Le Sénat, dans le cadre d’un projet de loi sur la sécurité, a adopté début février un amendement présenté par le parti populiste et anti-immigré de la Ligue du Nord, levant l’obligation du secret professionnel pour les médecins et leur permettant de dénoncer un patient qui serait en situation irrégulière.

« C’est très dangereux car les clandestins, par peur, ne vont plus se rendre dans les hôpitaux ou aller consulter un médecin, et ils seront donc exclus du système de santé », a dénoncé Giancarlo Santone, psychiatre à Rome.

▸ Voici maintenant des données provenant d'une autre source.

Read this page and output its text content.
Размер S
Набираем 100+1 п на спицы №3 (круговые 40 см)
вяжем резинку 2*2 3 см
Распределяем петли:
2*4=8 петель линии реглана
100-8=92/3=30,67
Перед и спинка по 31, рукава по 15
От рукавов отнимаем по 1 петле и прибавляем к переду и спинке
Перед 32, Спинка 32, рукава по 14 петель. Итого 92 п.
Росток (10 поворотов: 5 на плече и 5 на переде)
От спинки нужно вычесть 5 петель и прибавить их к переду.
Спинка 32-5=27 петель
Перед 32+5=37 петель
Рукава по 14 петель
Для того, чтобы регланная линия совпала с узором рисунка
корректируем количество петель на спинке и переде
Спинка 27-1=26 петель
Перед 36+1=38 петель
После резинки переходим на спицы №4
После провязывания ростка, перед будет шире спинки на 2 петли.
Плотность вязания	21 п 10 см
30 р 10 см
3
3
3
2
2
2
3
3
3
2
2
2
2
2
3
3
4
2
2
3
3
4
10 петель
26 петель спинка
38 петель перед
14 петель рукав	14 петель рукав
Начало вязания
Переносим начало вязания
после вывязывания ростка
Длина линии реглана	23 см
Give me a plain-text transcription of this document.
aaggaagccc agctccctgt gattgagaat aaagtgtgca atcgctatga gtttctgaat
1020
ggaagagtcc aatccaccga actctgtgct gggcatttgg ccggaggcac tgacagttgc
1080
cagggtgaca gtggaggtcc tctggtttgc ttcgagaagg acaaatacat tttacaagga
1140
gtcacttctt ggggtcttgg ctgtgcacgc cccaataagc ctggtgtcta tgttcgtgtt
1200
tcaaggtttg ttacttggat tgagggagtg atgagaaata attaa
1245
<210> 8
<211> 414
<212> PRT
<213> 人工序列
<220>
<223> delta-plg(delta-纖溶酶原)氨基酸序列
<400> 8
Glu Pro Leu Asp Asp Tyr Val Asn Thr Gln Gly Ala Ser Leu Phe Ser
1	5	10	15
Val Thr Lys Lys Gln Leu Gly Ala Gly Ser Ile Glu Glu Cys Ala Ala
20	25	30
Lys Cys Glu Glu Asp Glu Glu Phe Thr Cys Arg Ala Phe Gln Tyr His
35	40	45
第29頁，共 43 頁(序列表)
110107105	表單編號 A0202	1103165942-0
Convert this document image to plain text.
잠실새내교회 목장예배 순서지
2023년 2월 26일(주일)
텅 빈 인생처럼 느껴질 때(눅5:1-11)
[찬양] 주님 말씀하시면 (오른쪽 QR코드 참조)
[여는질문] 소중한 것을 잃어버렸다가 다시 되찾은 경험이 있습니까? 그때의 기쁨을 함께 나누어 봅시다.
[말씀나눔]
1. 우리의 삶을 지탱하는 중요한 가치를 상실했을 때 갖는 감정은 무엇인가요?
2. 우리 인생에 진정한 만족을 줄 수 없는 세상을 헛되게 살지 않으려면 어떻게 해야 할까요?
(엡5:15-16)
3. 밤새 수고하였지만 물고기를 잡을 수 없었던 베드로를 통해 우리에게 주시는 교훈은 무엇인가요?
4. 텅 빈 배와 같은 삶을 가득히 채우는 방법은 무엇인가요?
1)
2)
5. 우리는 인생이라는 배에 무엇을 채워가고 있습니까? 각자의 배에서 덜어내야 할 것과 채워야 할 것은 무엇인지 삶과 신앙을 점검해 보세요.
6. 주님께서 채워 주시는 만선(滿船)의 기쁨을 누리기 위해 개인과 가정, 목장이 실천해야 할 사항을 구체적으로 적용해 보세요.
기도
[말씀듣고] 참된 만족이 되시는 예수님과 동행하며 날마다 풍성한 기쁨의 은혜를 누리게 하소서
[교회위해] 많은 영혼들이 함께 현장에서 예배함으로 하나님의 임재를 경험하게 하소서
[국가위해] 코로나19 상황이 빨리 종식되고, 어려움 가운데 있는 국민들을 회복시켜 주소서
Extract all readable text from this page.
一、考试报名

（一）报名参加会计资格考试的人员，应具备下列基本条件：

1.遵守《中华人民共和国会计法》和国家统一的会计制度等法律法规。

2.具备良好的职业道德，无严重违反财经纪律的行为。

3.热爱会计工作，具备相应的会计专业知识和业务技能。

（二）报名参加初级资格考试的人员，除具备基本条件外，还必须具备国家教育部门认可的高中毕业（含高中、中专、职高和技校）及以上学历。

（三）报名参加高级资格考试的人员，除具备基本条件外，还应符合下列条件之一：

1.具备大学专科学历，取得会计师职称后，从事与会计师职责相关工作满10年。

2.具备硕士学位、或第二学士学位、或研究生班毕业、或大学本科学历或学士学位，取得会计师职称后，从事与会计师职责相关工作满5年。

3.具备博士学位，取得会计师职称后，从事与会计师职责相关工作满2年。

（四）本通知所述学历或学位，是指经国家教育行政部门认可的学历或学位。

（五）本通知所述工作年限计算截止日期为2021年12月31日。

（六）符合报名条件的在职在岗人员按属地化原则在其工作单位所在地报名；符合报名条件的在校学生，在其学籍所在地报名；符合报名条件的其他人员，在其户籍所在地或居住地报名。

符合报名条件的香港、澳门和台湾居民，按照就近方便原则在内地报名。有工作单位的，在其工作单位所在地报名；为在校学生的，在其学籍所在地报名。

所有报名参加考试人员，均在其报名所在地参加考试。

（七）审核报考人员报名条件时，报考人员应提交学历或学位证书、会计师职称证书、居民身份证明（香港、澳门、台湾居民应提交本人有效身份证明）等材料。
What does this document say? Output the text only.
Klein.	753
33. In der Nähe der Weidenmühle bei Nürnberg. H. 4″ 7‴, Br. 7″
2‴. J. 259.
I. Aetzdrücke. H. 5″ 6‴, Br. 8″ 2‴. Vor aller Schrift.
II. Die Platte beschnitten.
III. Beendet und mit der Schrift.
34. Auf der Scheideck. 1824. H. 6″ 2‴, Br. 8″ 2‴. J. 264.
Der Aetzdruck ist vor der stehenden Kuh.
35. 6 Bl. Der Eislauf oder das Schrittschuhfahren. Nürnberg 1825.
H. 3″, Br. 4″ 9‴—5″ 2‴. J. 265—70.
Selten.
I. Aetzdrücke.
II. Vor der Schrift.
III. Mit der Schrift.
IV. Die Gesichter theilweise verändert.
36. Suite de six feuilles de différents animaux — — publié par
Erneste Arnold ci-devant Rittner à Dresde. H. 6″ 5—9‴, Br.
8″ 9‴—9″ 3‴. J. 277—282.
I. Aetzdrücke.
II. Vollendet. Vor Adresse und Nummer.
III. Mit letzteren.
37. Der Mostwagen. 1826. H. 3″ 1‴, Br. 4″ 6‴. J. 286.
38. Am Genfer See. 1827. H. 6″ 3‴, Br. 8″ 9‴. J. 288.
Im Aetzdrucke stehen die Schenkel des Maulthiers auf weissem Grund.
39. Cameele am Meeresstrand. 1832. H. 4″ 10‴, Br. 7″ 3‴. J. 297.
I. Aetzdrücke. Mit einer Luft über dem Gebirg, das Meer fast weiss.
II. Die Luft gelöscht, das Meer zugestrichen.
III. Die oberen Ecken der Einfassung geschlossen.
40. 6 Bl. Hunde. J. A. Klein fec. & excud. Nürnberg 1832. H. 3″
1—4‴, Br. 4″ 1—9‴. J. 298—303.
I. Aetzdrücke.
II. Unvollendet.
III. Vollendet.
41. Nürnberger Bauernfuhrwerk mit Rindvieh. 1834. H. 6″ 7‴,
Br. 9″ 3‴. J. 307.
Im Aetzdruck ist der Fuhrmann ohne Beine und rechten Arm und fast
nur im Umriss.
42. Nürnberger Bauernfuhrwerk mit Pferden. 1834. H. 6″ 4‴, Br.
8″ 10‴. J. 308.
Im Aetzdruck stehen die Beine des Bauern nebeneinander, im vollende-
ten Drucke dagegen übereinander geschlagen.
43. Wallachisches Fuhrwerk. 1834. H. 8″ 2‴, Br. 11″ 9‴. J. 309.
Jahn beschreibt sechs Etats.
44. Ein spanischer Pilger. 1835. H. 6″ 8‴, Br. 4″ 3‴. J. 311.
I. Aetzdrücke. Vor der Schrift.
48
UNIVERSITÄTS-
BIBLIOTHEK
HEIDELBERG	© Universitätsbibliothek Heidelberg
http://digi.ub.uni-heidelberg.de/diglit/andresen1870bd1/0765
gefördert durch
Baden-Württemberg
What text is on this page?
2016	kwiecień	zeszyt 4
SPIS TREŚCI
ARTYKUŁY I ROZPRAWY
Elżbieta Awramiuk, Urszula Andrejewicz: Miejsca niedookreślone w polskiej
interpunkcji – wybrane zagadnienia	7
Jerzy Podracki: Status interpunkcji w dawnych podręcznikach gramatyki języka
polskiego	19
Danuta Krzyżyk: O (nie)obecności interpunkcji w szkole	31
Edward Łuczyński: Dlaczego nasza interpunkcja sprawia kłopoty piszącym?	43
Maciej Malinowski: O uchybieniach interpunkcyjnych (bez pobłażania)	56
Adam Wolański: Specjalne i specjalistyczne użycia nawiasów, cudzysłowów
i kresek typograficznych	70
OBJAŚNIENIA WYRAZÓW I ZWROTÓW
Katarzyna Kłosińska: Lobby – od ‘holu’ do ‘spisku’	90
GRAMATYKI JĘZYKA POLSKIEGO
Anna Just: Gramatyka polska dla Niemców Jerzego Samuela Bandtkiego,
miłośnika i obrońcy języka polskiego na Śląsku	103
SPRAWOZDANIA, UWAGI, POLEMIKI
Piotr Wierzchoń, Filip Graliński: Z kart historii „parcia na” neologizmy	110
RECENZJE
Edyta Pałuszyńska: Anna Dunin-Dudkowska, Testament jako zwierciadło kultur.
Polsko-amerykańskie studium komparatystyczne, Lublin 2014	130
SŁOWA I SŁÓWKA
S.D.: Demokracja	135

« Ce qui est également contestable dans ce texte, c’est qu’il interdit aussi l’accès à l’état civil pour les clandestins : un exemple très simple, une mère sans papiers qui vient d’accoucher ne pourra donc pas reconnaître son propre enfant. Le gouvernement veut instaurer un climat de peur et décourager la venue d’étrangers », a-t-il dénoncé.

« En Italie, avec cet amendement, les étrangers n’auront tout simplement plus que le droit à la mort », a ajouté Stefano Guidi, médecin au Policlinico Umberto I.

L’amendement, qui a provoqué une levée de boucliers parmi les médecins et les associations catholiques, est actuellement en discussion au Parlement qui doit l’adopter définitivement.

Depuis son retour au pouvoir en mai dernier, Silvio Berlusconi a fait de la lutte contre l’immigration clandestine l’une des priorités de son gouvernement, faisant adopter toute une série de mesures controversées.